The reality of peer review as I’ve seen it is painful for all concerned. In large organisations most managers have a big enough challenge keeping up to date with the activities of their own team members, without having to know something about everyone else. So the eventual ratings are determined by each manager’s ability to ‘sell’ the achievements of his people to the other managers, all of whom are determined to ‘get a good deal’ for their own people.
If you think about it logically, if you can’t be sure that managers will be objective or fair about performance ratings for their own team, why would you expect them to be able to be objective and fair about ratings for an even bigger group that includes their own team?
So what are the alternatives?
My view of this is quite simple. Let the managers manage.
Why not have a scale that assumes everyone is doing at least an adequate job. If they weren’t you’d already be doing something about it, wouldn’t you?
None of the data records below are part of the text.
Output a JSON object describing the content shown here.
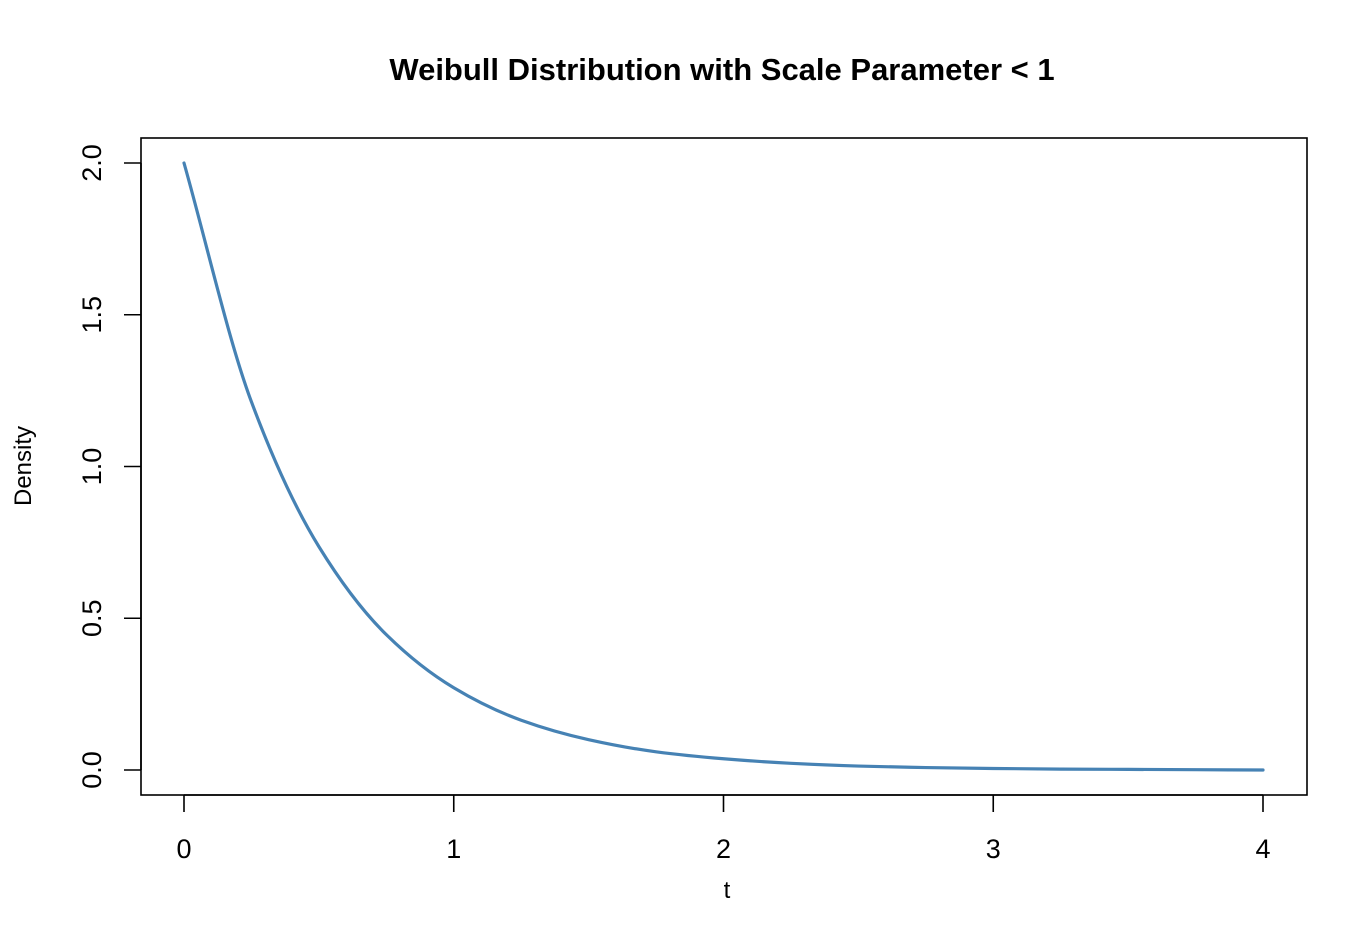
{
  "chart_data": {
    "type": "line",
    "title": "Weibull Distribution with Scale Parameter < 1",
    "xlabel": "t",
    "ylabel": "Density",
    "xlim": [
      0,
      4
    ],
    "ylim": [
      0,
      2
    ],
    "x_ticks": [
      "0",
      "1",
      "2",
      "3",
      "4"
    ],
    "y_ticks": [
      "0.0",
      "0.5",
      "1.0",
      "1.5",
      "2.0"
    ],
    "grid": false,
    "line_color": "#4682B4",
    "x": [
      0,
      0.25,
      0.5,
      0.75,
      1.0,
      1.25,
      1.5,
      1.75,
      2.0,
      2.25,
      2.5,
      2.75,
      3.0,
      3.25,
      3.5,
      3.75,
      4.0
    ],
    "y": [
      2.0,
      1.213,
      0.736,
      0.446,
      0.271,
      0.164,
      0.1,
      0.06,
      0.037,
      0.022,
      0.013,
      0.008,
      0.005,
      0.003,
      0.002,
      0.001,
      0.0
    ]
  }
}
If, as an organisation you have a budget allocation for salaries, salary increases and bonuses, why not refer that allocation to heads of departments, who can then allocate it to senior managers, who pass on a share to each of their managers and so on.
Decisions about how that money is distributed between individual members of a team would then be a joint decision between the line manager, their manager and a representative of HR.
Would it be fair? Maybe not entirely, but as far as I can tell the present systems used in most organisations aren’t fair. Would it motivate the managers? Possibly, and at least it wouldn’t de-motivate them the way a lot of systems do. There is little more disheartening for a manager than to have to tell an employee they have received a performance rating lower than they deserve and hence a smaller bonus. Or worse still, to have to invent a justification for a low performance rating.
The way the pay increases and bonuses were distributed would, ultimately, reflect the leadership styles of the managers concerned. Since people have a choice to work for a particular manager or not, it’s likely that they would feel comfortable with their own manager’s way of working it out.
The way I see this, rating people on a five point scale, demanding that all managers use all ratings and then trying to achieve a balance across a department by having the managers fight it out is leaving out of the equation a very important factor. Personal judgement.
If you don’t trust your managers to know their own people and judge who deserves what in terms of pay, bonus and opportunities, then no performance management system can plug that gap. And if you do trust your managers to manage, why not let them get on with it?